Часть 22 из 77 В начало
Для доступа к библиотеке пройдите авторизацию
* * *
На улице Дикин уже успел снять защитный комбинезон и курит в стороне от многоэтажки, подальше от репортеров. Кара присоединяется к нему и тянет руку за его сигаретой, но он решительно отстраняется.
— Ру убьет меня, если я разрешу тебе курить!
— Просто дай, блин, потянуть, со своим мужем я как-нибудь сама разберусь! — требует Кара. — По-моему, после такого дня я это заслужила.
Ной поднимает брови, но передает ей сигарету. Она глубоко затягивается, а потом отдает ее обратно.
— Слышала о чем-нибудь подобном раньше? — спрашивает он у нее.
Кара мотает головой:
— К счастью, нет. А ты?
Он выдувает струю дыма.
— Кое-что от ребят из отдела по борьбе с наркотиками. И еще в СО‑10, — говорит он, опять передавая ей сигарету.

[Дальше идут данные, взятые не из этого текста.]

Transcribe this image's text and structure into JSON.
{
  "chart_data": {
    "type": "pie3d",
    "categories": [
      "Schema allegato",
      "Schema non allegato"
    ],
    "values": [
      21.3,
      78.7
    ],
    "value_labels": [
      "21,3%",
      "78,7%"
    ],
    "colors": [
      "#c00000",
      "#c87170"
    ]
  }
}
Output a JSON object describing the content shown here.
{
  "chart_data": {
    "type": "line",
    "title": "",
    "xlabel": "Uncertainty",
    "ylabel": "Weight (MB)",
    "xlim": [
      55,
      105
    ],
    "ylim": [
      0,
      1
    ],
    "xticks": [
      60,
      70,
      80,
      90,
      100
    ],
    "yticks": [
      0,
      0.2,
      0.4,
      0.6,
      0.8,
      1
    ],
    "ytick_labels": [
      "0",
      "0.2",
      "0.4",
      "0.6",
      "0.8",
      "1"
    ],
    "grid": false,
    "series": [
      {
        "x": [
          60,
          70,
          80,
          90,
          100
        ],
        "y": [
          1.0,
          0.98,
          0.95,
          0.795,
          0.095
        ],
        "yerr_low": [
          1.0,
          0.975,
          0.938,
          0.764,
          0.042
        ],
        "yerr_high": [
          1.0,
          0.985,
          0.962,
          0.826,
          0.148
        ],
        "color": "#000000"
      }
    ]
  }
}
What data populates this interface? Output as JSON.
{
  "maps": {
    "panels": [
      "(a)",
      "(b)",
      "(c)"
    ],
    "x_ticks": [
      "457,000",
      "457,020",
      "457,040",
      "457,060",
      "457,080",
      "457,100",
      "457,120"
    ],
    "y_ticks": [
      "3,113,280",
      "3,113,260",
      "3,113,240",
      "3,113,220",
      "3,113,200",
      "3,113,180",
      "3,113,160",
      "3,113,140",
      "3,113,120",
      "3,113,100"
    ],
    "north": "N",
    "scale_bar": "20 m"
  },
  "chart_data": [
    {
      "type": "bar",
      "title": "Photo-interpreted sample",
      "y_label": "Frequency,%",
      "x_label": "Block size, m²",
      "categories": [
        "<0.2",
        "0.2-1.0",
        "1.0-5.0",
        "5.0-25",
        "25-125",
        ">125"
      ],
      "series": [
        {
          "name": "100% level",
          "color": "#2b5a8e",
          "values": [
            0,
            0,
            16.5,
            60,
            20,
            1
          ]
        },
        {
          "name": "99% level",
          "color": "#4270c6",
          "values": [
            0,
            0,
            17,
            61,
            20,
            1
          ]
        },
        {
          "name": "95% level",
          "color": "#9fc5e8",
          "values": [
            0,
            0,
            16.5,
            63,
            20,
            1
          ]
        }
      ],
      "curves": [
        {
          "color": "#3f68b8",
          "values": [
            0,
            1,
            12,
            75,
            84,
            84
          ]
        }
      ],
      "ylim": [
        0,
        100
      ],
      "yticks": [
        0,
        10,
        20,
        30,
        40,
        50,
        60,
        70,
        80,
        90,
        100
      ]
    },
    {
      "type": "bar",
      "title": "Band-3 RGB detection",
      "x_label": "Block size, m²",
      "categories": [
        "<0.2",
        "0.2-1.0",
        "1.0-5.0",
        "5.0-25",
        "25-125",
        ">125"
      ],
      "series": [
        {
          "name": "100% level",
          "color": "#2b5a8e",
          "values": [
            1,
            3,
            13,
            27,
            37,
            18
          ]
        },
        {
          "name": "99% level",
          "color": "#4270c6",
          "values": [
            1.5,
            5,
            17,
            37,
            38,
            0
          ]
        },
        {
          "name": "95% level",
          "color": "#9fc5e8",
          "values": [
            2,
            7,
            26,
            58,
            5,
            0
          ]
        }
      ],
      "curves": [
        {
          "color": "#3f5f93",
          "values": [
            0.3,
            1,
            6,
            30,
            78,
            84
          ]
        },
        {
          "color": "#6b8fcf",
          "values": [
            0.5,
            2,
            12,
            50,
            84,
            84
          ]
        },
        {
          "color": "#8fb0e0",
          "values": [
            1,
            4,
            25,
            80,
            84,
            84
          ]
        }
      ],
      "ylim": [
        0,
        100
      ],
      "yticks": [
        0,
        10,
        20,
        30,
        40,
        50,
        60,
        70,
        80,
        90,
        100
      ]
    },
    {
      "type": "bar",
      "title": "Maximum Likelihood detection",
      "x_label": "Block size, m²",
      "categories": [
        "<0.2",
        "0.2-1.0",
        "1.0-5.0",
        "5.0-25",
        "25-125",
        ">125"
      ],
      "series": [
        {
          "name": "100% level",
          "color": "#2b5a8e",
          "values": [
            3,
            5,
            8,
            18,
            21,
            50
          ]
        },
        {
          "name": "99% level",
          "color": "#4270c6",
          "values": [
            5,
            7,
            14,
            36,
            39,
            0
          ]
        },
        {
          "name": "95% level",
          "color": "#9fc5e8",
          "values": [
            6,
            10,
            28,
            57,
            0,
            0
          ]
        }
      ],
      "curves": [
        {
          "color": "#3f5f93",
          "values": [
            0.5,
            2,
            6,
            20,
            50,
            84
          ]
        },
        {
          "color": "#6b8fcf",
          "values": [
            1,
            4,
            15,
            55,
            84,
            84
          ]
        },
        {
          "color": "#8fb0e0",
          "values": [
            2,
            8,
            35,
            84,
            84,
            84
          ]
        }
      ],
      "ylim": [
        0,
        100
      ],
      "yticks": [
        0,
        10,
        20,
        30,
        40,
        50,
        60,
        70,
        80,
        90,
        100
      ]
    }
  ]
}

Кара знает, что он имеет в виду. СО‑10 — это старое подразделение агентурных спецопераций в рамках Столичной полиции[25]. Одно из ранних мест службы Ноя.
Она уже собирается опять передать ему сигарету, но Дикин отмахивается:
— Докуривай.
Он прислоняется к оштукатуренной под камень стене многоэтажки, на секунду прикрыв глаза. Они стоят вместе в молчании, и Кара сознает, насколько она благодарна ему за то, что он сейчас рядом. В такие моменты, когда случается что-то по-настоящему ужасное, никто из не имеющих отношения к полиции даже ничего и не поймет.
В свой первый день в отделе особо тяжких преступлений Ной появился стриженный под ноль, в тесной рубашке, облегающих джинсах и в потрепанных кедах «Олл стар» на ногах. У него было сложение гончей, готовой в любой момент кинуться в погоню, и соответствующий метаболизм. И он сразу стал называть ее «Кара». Не «босс», не «старший детектив-инспектор Эллиотт» и не «шеф», как другие детективы из ее группы. И уж определенно не «мэм» — обращение, которое она просто терпеть не могла, поскольку из-за него чувствовала себя лет на пятьдесят. Ной попросил о переводе, и она прочитала его досье. Агентурная работа под прикрытием до две тысячи четырнадцатого года. Потом — в отделе по борьбе с наркотиками, со множеством поощрений, и Кара без колебаний согласилась. «Но этот тип?» — подумала она, впервые увидев его воочию. Была в нем какая-то отстраненность, которую Кара поначалу приняла за высокомерие и уже гадала, не допустила ли большую ошибку, взяв его к себе.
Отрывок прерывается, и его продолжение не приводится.